We used the most recent version available at the time of implementation, 1.6.21.

Since we were still using an older version of Nuxt (which uses PostCSS 7 by default), we faced some initial difficulties, but in the end we managed to integrate Open Props, by upgrading to PostCSS 8 (and supported by @nuxt/postcss8 and postcss-html). We also used postcss-jit-props, so that only used variables got included and shipped.

Autocomplete in VSCode for Open Props variables (and project global variables) was pretty straight-forward to achieve by using the CSS Var Complete extension and following the documentation.

Using Open Props

One of the cool things about Open Props is that it is incrementally adoptable, meaning you can load only the modules that are actually used.

We began by loading the normalize.light.min.css stylesheet to normalize the styles between the different browsers and set some sensible defaults.

Besides the normalize module, we've ended up actually not using any of the other modules. We discovered that our new design didn't match the Open Props values, so we ended up having to create our own design tokens, which were nevertheless heavily inspired by Open Props.

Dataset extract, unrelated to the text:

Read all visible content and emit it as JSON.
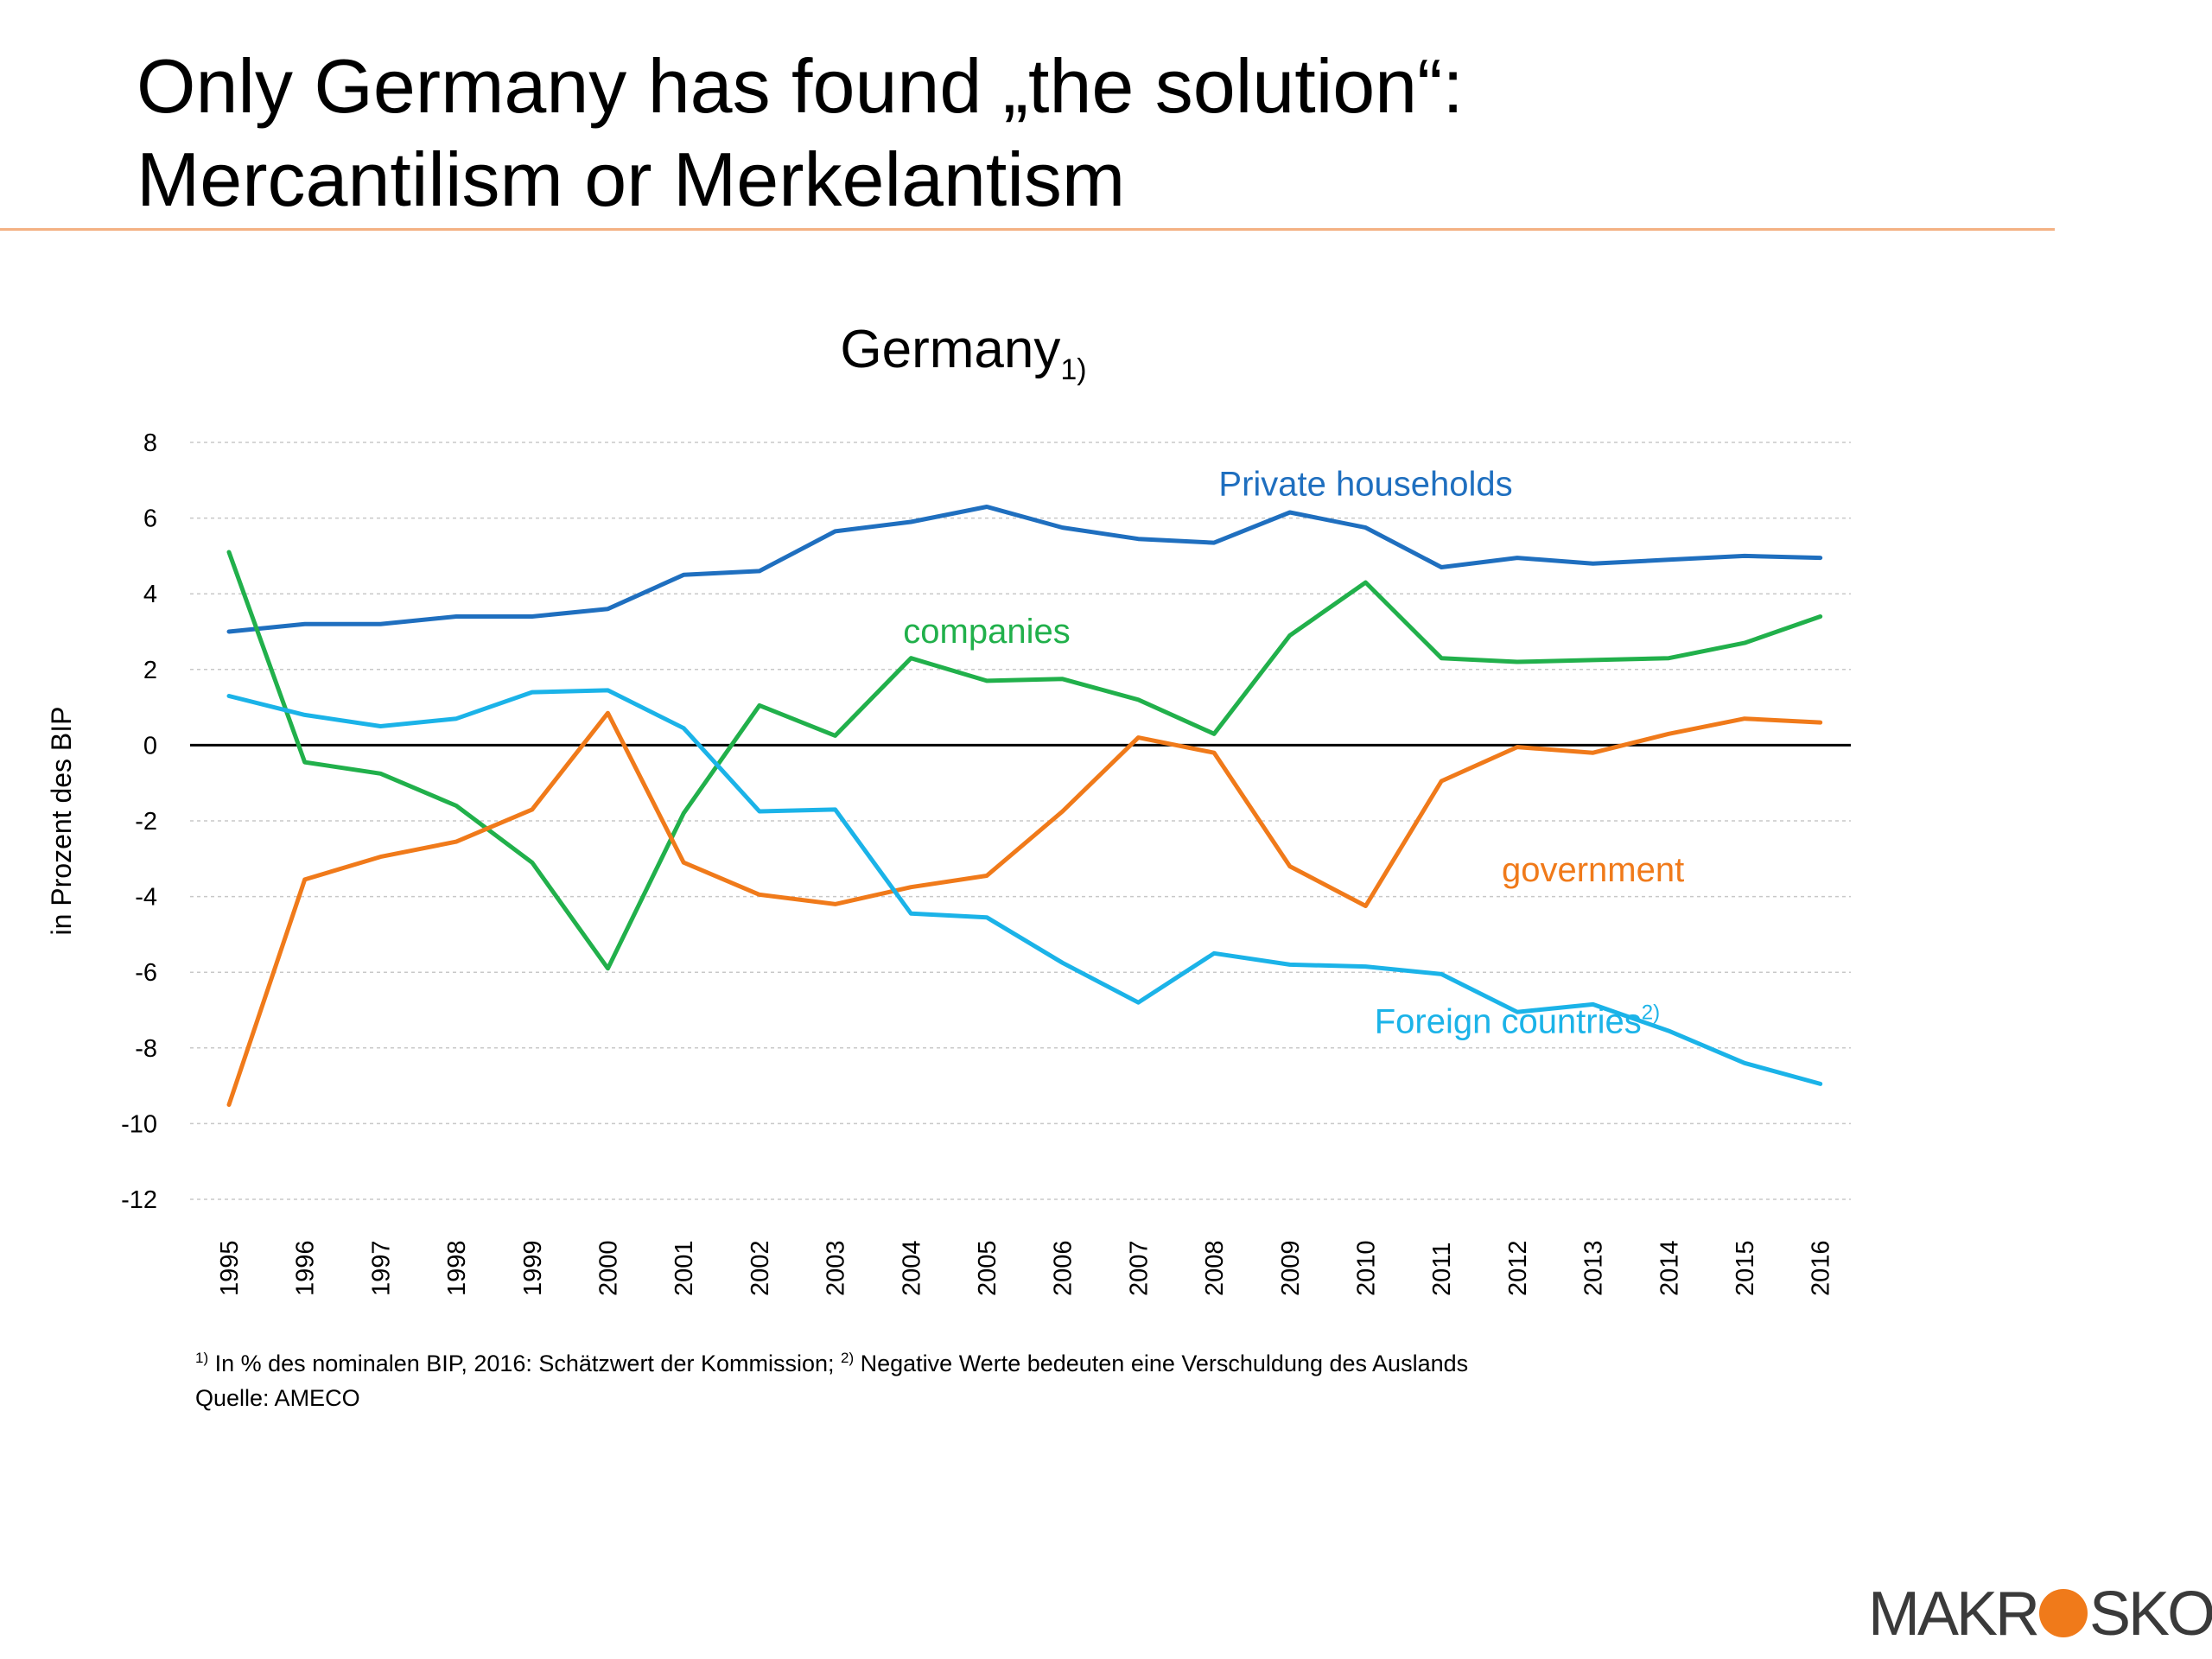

We haven't still implemented - or given instructions on how to implement - animations, but I can foresee us using the animations.css, durations.css, and easings.css modules. We'll try to coordinate with the designer so that we can make use of these already existing Open Props sensible values, avoiding having to come up with our own.

Verdict

Although I can see tremendous value in this tool, I came to the conclusion that it really didn't fit our use case - a pixel-perfect implementation of an already existing design.

It did however heavily influence the structure and implementation of our design system and respective design tokens.

As mentioned above, we had some difficulties with the installation, but that's probably more on us using a legacy version of Nuxt. I believe that with current versions of the most popular frontend frameworks the integration should be seamless.

All in all, I think this tool could be extremely helpful for someone that does not have an already existing design and needs to more quickly create something that looks consistent (and end up with more maintainable CSS), by letting Open Props guide the design.